Berita

Agum Gumelar Dukung Polri Langsung di Bawah Presiden, Wakapolri Ucapkan Terima Kasih

Advertisement

Wakapolri Komjen Dedi Prasetyo mengungkapkan bahwa Ketua Umum Persatuan Purnawirawan dan Warakawuri TNI-Polri (Pepabri), Agum Gumelar, telah menyampaikan dukungan penuh kepada Kepolisian Negara Republik Indonesia (Polri) agar tetap berkedudukan secara struktural di bawah langsung Presiden Republik Indonesia. Dukungan ini disampaikan Agum Gumelar saat bertemu dengan Komjen Dedi Prasetyo di Jakarta pada Kamis (29/1/2026).

Dukungan dari Tokoh Senior

Komjen Dedi Prasetyo menyampaikan rasa terima kasih dan apresiasi yang mendalam kepada Agum Gumelar, seorang tokoh senior di lingkungan TNI, atas dukungannya. “Kami juga menghaturkan rasa terima kasih apresiasi yang setinggi-tingginya kepada Pepabri atau Pak Agum Gumelar. Tadi Pak Agum, beliau sudah menyampaikan kepada kami, ‘Tolong sampaikan kepada Pak Kapolri, sampai kapan pun Pepabri juga mendukung kedudukan Polri di bawah Presiden’,” ujar Komjen Dedi menirukan perkataan Agum Gumelar.

Pernyataan ini disampaikan Komjen Dedi usai membacakan sambutan Kapolri Jenderal Listyo Sigit Prabowo dalam rangkaian pembukaan Musyawarah Nasional (Munas) VI PP Polri Tahun 2026 di Jakarta. Pertemuan singkat dengan Agum Gumelar, yang juga hadir sebagai tamu undangan, memberikan energi dan semangat tambahan bagi Polri.

Sikap Tegas Kapolri

Dalam kesempatan yang sama, Komjen Dedi Prasetyo menegaskan kembali sikap Kapolri Jenderal Listyo Sigit Prabowo terkait usulan penempatan Polri di bawah kementerian.
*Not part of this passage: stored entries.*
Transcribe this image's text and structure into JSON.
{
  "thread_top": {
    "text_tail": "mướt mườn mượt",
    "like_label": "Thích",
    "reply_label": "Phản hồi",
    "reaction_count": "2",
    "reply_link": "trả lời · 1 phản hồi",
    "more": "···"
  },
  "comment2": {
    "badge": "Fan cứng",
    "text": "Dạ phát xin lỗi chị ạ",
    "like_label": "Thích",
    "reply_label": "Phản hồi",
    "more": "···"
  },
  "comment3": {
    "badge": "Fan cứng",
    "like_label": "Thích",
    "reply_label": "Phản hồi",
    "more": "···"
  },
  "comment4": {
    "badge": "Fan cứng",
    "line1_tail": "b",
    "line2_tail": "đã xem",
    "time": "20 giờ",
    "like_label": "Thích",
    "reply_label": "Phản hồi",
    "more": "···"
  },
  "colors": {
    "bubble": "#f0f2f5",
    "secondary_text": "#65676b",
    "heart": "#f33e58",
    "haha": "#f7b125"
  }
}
Komjen Dedi menekankan penolakan tegas dari Jenderal Sigit dan menegaskan komitmen agar Polri tetap berada di bawah kendali langsung Presiden.

“Kami izin menyampaikan yang pertama, sesuai dengan komitmen dan arah kebijakan arah Bapak Kapolri, dan beliau juga sampaikan pada saat Rapat Dengar Pendapat di Komisi III DPR beberapa waktu yang lalu, bahwa kedudukan Polri secara konstitusional, baik secara yuridis, secara sosiologis, dan secara filosofis adalah tetap di bawah Presiden,” tegas Komjen Dedi.

Advertisement

Penolakan Usulan Penempatan di Bawah Kementerian

Sebelumnya, Kapolri Jenderal Listyo Sigit Prabowo telah menolak ide yang menempatkan Polri di bawah kementerian. Jenderal Sigit berpendapat bahwa penempatan Polri di bawah kementerian akan melemahkan institusi Polri itu sendiri serta mengurangi kewenangan Presiden.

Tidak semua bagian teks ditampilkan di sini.